In my experience, this stuff works — powerfully. Some years ago, a week or two after one such session, I found myself sharing a golf cart with one of the US's largest retailers' key IT executives (Coincidence? I don't think so…). I can still hear him, saying something to the effect, "You know one of the main reasons we buy more from Symbol than any of your competitors? It's because you bring us more good and innovative thinking about how your technology can transform our business than even our major system platform suppliers," (who were many times Symbol's size). That's Trusted Advisor talk.

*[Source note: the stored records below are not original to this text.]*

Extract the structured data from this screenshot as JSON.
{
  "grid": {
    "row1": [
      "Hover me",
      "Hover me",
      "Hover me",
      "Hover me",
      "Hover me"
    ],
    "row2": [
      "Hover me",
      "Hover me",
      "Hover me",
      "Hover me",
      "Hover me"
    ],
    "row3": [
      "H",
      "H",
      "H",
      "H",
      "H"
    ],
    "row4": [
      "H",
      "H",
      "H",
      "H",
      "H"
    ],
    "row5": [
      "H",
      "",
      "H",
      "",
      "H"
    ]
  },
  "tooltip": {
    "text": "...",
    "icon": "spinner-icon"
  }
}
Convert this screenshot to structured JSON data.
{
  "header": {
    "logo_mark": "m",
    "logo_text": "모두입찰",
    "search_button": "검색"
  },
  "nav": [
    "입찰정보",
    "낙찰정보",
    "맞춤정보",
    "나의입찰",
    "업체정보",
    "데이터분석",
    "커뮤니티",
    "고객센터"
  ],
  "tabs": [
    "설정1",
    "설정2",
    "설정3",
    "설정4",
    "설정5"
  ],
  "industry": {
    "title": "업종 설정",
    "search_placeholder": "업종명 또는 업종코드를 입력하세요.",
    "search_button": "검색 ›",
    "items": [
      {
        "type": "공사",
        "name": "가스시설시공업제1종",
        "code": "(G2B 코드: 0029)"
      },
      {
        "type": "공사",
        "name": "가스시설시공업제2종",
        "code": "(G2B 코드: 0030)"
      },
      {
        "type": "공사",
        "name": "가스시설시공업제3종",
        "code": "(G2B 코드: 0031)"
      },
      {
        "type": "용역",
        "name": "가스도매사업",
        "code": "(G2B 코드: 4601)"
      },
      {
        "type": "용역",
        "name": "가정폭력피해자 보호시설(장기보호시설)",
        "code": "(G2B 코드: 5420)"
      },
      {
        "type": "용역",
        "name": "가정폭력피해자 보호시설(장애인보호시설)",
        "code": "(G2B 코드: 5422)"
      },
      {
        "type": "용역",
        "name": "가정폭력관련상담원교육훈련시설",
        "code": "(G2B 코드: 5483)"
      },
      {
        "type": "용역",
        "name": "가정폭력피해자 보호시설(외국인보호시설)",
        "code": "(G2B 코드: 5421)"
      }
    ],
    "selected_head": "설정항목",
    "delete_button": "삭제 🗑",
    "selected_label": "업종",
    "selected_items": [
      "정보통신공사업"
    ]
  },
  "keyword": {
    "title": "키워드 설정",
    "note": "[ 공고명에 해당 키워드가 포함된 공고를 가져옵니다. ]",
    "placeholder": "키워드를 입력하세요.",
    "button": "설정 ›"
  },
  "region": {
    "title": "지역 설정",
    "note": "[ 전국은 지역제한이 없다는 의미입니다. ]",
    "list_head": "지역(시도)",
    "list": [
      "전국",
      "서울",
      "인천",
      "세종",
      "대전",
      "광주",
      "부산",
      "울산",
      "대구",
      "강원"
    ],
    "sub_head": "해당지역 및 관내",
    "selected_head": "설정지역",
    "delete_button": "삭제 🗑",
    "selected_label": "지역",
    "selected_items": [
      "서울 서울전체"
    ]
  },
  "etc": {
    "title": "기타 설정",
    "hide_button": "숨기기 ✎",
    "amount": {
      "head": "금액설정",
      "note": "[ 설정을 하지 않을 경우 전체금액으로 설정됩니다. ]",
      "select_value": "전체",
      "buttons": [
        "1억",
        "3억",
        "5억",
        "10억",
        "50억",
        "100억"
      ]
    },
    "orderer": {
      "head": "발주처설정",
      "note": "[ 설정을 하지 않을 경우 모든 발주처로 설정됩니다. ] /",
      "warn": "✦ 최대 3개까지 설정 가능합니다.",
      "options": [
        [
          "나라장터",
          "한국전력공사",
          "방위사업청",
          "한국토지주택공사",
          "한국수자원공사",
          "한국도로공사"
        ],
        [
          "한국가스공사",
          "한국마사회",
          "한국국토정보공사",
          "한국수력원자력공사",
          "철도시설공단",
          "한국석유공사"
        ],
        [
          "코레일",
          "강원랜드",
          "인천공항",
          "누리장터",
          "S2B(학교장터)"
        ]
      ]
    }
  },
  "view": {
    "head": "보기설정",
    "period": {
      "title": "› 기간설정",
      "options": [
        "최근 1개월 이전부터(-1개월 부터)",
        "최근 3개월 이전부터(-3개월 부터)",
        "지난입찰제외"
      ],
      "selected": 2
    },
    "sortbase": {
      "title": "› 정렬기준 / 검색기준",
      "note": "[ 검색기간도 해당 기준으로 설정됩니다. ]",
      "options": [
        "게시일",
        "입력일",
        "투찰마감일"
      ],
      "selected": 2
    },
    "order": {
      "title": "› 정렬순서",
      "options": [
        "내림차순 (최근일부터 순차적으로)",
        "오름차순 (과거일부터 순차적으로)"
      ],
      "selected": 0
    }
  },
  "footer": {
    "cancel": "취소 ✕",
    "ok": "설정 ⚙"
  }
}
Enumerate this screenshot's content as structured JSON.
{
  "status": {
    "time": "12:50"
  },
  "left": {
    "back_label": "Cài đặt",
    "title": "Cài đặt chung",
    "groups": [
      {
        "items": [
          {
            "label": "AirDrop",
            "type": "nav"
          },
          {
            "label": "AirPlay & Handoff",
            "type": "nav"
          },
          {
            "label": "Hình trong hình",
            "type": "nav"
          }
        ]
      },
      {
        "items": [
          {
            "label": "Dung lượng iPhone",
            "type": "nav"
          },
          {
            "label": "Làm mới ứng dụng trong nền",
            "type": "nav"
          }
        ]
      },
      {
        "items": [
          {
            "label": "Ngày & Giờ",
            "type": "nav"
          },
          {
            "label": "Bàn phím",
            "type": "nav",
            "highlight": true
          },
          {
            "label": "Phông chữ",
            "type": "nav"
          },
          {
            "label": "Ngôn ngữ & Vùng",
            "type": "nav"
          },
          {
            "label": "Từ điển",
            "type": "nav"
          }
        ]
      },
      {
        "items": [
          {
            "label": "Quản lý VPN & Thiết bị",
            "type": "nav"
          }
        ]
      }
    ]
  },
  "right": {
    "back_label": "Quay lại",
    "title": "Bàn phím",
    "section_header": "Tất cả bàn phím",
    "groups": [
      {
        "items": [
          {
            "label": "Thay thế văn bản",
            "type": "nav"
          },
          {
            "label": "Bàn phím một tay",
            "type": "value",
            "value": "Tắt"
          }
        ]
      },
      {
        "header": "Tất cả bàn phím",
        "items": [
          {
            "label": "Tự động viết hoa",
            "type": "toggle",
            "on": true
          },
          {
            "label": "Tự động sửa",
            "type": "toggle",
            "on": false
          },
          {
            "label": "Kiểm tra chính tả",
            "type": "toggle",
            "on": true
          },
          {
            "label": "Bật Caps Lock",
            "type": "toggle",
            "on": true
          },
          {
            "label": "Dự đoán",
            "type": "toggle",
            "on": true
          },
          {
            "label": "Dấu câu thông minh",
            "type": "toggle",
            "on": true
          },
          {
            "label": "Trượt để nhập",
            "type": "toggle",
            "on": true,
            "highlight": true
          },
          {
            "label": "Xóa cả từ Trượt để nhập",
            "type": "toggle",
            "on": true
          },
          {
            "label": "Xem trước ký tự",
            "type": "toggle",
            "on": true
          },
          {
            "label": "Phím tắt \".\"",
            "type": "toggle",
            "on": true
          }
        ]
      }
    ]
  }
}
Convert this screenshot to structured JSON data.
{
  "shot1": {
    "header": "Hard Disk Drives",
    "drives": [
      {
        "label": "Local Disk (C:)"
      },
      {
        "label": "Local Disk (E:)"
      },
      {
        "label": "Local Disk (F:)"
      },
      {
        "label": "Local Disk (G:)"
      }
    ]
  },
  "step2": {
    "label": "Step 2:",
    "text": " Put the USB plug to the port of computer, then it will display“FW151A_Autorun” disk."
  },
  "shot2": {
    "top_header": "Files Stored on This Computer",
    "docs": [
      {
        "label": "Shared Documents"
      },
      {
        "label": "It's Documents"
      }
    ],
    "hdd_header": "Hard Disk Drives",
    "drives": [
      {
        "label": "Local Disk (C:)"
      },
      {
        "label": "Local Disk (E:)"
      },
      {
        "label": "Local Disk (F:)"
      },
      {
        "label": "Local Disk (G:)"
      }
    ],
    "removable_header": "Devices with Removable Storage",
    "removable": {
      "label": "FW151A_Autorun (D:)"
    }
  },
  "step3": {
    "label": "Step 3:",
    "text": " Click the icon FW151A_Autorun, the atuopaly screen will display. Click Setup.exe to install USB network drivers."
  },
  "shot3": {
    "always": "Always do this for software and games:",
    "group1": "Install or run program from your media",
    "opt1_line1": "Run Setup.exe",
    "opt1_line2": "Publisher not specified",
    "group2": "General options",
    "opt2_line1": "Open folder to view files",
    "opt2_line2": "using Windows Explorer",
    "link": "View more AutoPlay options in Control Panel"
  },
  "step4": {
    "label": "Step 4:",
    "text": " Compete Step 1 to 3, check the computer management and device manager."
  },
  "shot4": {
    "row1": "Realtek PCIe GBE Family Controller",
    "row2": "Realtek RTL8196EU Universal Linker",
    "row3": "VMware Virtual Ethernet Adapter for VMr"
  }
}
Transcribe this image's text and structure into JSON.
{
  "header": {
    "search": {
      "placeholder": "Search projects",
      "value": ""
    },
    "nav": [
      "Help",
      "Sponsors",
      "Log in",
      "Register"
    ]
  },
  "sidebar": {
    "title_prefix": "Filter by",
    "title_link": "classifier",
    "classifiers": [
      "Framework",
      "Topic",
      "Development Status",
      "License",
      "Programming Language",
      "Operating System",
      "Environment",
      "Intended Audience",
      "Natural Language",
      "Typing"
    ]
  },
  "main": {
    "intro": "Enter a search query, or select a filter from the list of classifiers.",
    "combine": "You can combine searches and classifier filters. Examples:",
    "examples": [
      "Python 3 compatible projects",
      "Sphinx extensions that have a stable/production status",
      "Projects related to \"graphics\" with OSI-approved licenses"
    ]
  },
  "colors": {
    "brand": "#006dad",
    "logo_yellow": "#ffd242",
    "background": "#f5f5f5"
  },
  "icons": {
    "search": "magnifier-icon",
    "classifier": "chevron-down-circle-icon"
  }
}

Gold Standard for Customer Service

Driving into NYC a couple of years back, my mobile phone rang. On the other end was the Customer Services Manager of The Carlyle Hotel, my destination that evening. She begged my pardon for calling without prior notice or invitation, and then asked if I would kindly provide her with my wife's middle name. After a brief pause to puzzle as to the reason, I replied (it's Rae Ida), she thanked me, and Ellie and I continued our journey.

Upon arrival, about an hour later, the purpose of her mysterious query was revealed. Because on the bed, in crisp white linen, were monogrammed pillow cases — Ellie's on her side ("ERIB"), mine ("REB") on the other. I learned later that that particular evening marked the one hundredth time I enjoyed their hospitality. The VIP pillows… a small sign of recognition.

The same arrangement has greeted me on every stay since.

How much did it cost to produce those pillow cases? How much did it buy in loyalty (and now, PR)? Do the math, and ask yourself, "Am I really doing everything possible to recognize and serve my best customers?"